Parmi les dispositions on relève principalement deux séries : d’une part l’ouverture du testament authentique aux personnes non-francophones, sourdes et muettes ( I ), d’autre part d’autres modifications en matière successorale venant accroitre les droits des héritiers ( II ).

I. Ouverture du testament aux personnes non francophones, sourdes et muettes.

Les nouvelles dispositions permettent aux personnes non-francophones (A) et au sourdes et muettes de disposer d’un testament authentique (B).

A. Le testament authentique pour les personnes non francophones.

La dictée et la lecture peut être accomplie par le biais d’un interprète que le testateur choisi soit sur la liste nationale des experts judiciaires de la Cour de cassation ou soit celle fixée par chaque Cour d’appel.

De manière plus intéressante le texte prévoit que le notaire n’est pas tenu de recourir à un interprète « lorsque lui-même ainsi que, selon le cas, l’autre notaire ou les témoins comprennent la langue dans laquelle s’exprime le testateur ». Cette disposition est intéressante, néanmoins, elle soulève une question, à laquelle on ne peut apporter de réponse dans l’immédiat : comment apprécier le degré de compétence du tiers interprète ?

B. Le testament authentique pour les personnes sourds et muets.

Jusqu’ici, les personnes muettes ne pouvaient pas bénéficier d’un testament authentique. En effet, l’article 972 du Code civil prévoyait que le testateur devait « énoncer lui-même, et de façon orale » ses dispositions en ce qui concerne le testament.

A ce propos, le Médiateur de la République avait appelé le gouvernement à procéder à une réforme dans un avis de 2013 [1] considérant que la privation du testament authentique aux personnes muettes constituait une atteinte au principe de non discrimination envers les personnes handicapées consacré par le droit interne [2].

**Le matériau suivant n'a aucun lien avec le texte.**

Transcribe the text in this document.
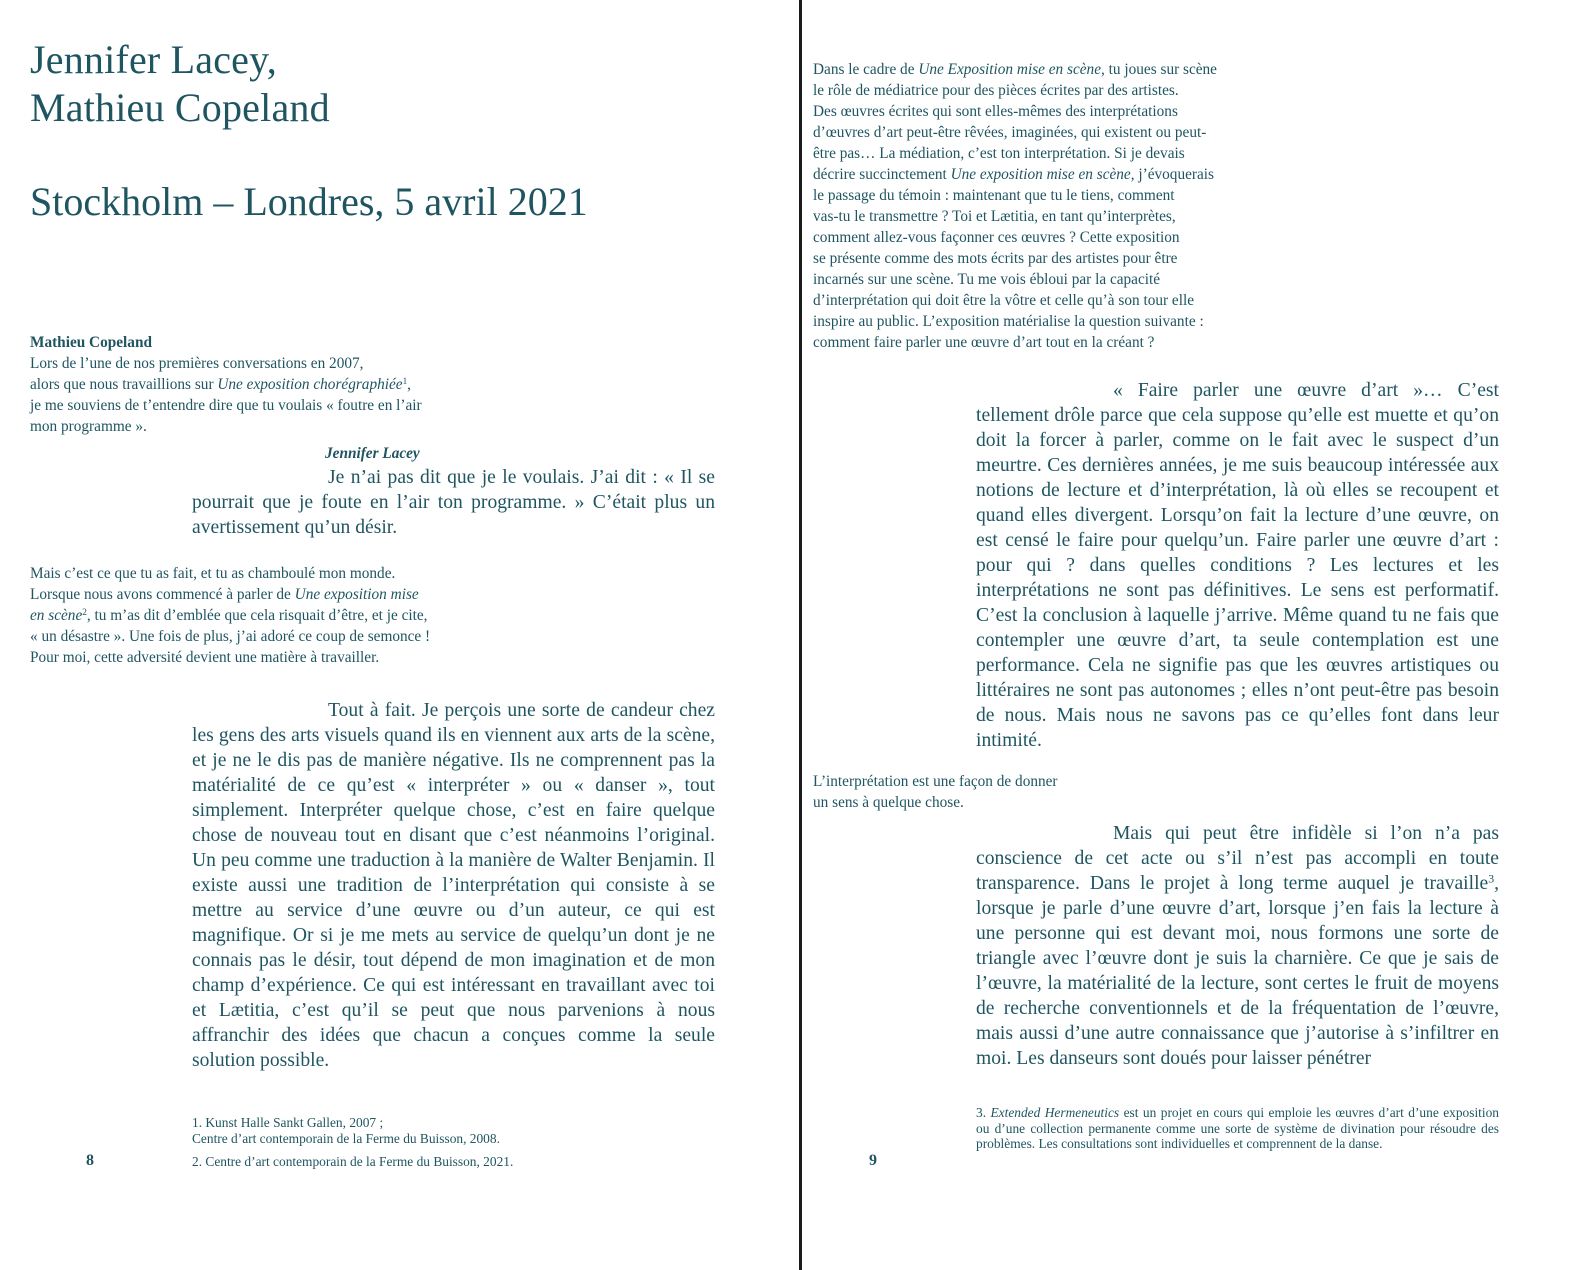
Jennifer Lacey,
Mathieu Copeland
Stockholm – Londres, 5 avril 2021

Mathieu Copeland

Lors de l’une de nos premières conversations en 2007,

alors que nous travaillions sur Une exposition chorégraphiée$^1$,

je me souviens de t’entendre dire que tu voulais « foutre en l’air

mon programme ».

Jennifer Lacey
Je n’ai pas dit que je le voulais. J’ai dit : « Il se pourrait que je foute en l’air ton programme. » C’était plus un avertissement qu’un désir.

Mais c’est ce que tu as fait, et tu as chamboulé mon monde.

Lorsque nous avons commencé à parler de Une exposition mise

en scène$^2$, tu m’as dit d’emblée que cela risquait d’être, et je cite,

« un désastre ». Une fois de plus, j’ai adoré ce coup de semonce !

Pour moi, cette adversité devient une matière à travailler.

Tout à fait. Je perçois une sorte de candeur chez les gens des arts visuels quand ils en viennent aux arts de la scène, et je ne le dis pas de manière négative. Ils ne comprennent pas la matérialité de ce qu’est « interpréter » ou « danser », tout simplement. Interpréter quelque chose, c’est en faire quelque chose de nouveau tout en disant que c’est néanmoins l’original. Un peu comme une traduction à la manière de Walter Benjamin. Il existe aussi une tradition de l’interprétation qui consiste à se mettre au service d’une œuvre ou d’un auteur, ce qui est magnifique. Or si je me mets au service de quelqu’un dont je ne connais pas le désir, tout dépend de mon imagination et de mon champ d’expérience. Ce qui est intéressant en travaillant avec toi et Lætitia, c’est qu’il se peut que nous parvenions à nous affranchir des idées que chacun a conçues comme la seule solution possible.

1. Kunst Halle Sankt Gallen, 2007 ;

Centre d’art contemporain de la Ferme du Buisson, 2008.

2. Centre d’art contemporain de la Ferme du Buisson, 2021.

8

Dans le cadre de Une Exposition mise en scène, tu joues sur scène

le rôle de médiatrice pour des pièces écrites par des artistes.

Des œuvres écrites qui sont elles-mêmes des interprétations

d’œuvres d’art peut-être rêvées, imaginées, qui existent ou peut-

être pas… La médiation, c’est ton interprétation. Si je devais

décrire succinctement Une exposition mise en scène, j’évoquerais

le passage du témoin : maintenant que tu le tiens, comment

vas-tu le transmettre ? Toi et Lætitia, en tant qu’interprètes,

comment allez-vous façonner ces œuvres ? Cette exposition

se présente comme des mots écrits par des artistes pour être

incarnés sur une scène. Tu me vois ébloui par la capacité

d’interprétation qui doit être la vôtre et celle qu’à son tour elle

inspire au public. L’exposition matérialise la question suivante :

comment faire parler une œuvre d’art tout en la créant ?

« Faire parler une œuvre d’art »… C’est tellement drôle parce que cela suppose qu’elle est muette et qu’on doit la forcer à parler, comme on le fait avec le suspect d’un meurtre. Ces dernières années, je me suis beaucoup intéressée aux notions de lecture et d’interprétation, là où elles se recoupent et quand elles divergent. Lorsqu’on fait la lecture d’une œuvre, on est censé le faire pour quelqu’un. Faire parler une œuvre d’art : pour qui ? dans quelles conditions ? Les lectures et les interprétations ne sont pas définitives. Le sens est performatif. C’est la conclusion à laquelle j’arrive. Même quand tu ne fais que contempler une œuvre d’art, ta seule contemplation est une performance. Cela ne signifie pas que les œuvres artistiques ou littéraires ne sont pas autonomes ; elles n’ont peut-être pas besoin de nous. Mais nous ne savons pas ce qu’elles font dans leur intimité.

L’interprétation est une façon de donner

un sens à quelque chose.

Mais qui peut être infidèle si l’on n’a pas conscience de cet acte ou s’il n’est pas accompli en toute transparence. Dans le projet à long terme auquel je travaille$^3$, lorsque je parle d’une œuvre d’art, lorsque j’en fais la lecture à une personne qui est devant moi, nous formons une sorte de triangle avec l’œuvre dont je suis la charnière. Ce que je sais de l’œuvre, la matérialité de la lecture, sont certes le fruit de moyens de recherche conventionnels et de la fréquentation de l’œuvre, mais aussi d’une autre connaissance que j’autorise à s’infiltrer en moi. Les danseurs sont doués pour laisser pénétrer
3. Extended Hermeneutics est un projet en cours qui emploie les œuvres d’art d’une exposition ou d’une collection permanente comme une sorte de système de divination pour résoudre des problèmes. Les consultations sont individuelles et comprennent de la danse.
9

Les nouvelles dispositions permettent aux personnes muettes de disposer d’un testament authentique, selon différentes modalités :
Si la personne muette est capable d’écrire en français, le notaire rédige de manière manuscrite ou mécanique le testament en utilisant les notes préalablement rédigées par le testateur. Par la suite le notaire doit présenter au testateur le testament après lecture faite par lui-même.
Dans le cas ou la personne ne peut « ne peut ni parler ou entendre, ni lire ou écrire » la dictée ou la lecture du testament se font dans les mêmes conditions que pour le testament authentique pour les personnes non francophones. Ainsi, selon les cas, un expert judiciaire sera désigné par le testateur pour interpréter ses volontés, ou bien en cas d’aptitude pour interpréter le notaire ou l’un des témoins pourront transcrire les volontés de la personne.

Si l’élargissement du champ d’application du testament authentique constitue un point significatif de la loi, ce n’est pas le seul. La loi vient aussi modifier d’autres dispositions successorales qu’il s’agira ici de synthétiser.

II.Des modifications venant accorder de nouveaux droits aux héritiers.

La loi du 16 février 2015 vient, de manière plus discrète, modifier un certains nombre de dispositions du Code civil en matière successorale.

Sans les citer toutes, il s’agira ici de s’intéresser à deux modifications substantielles apportant de nouveaux droits aux héritiers :
- La simplification des modalités de preuve de la qualité d’héritiers en matière de successions modestes (A)
- L’extension du droit d’attribution préférentielle (B)

A. Simplification des modalités de preuve de la qualité d’héritiers en matière de successions modestes.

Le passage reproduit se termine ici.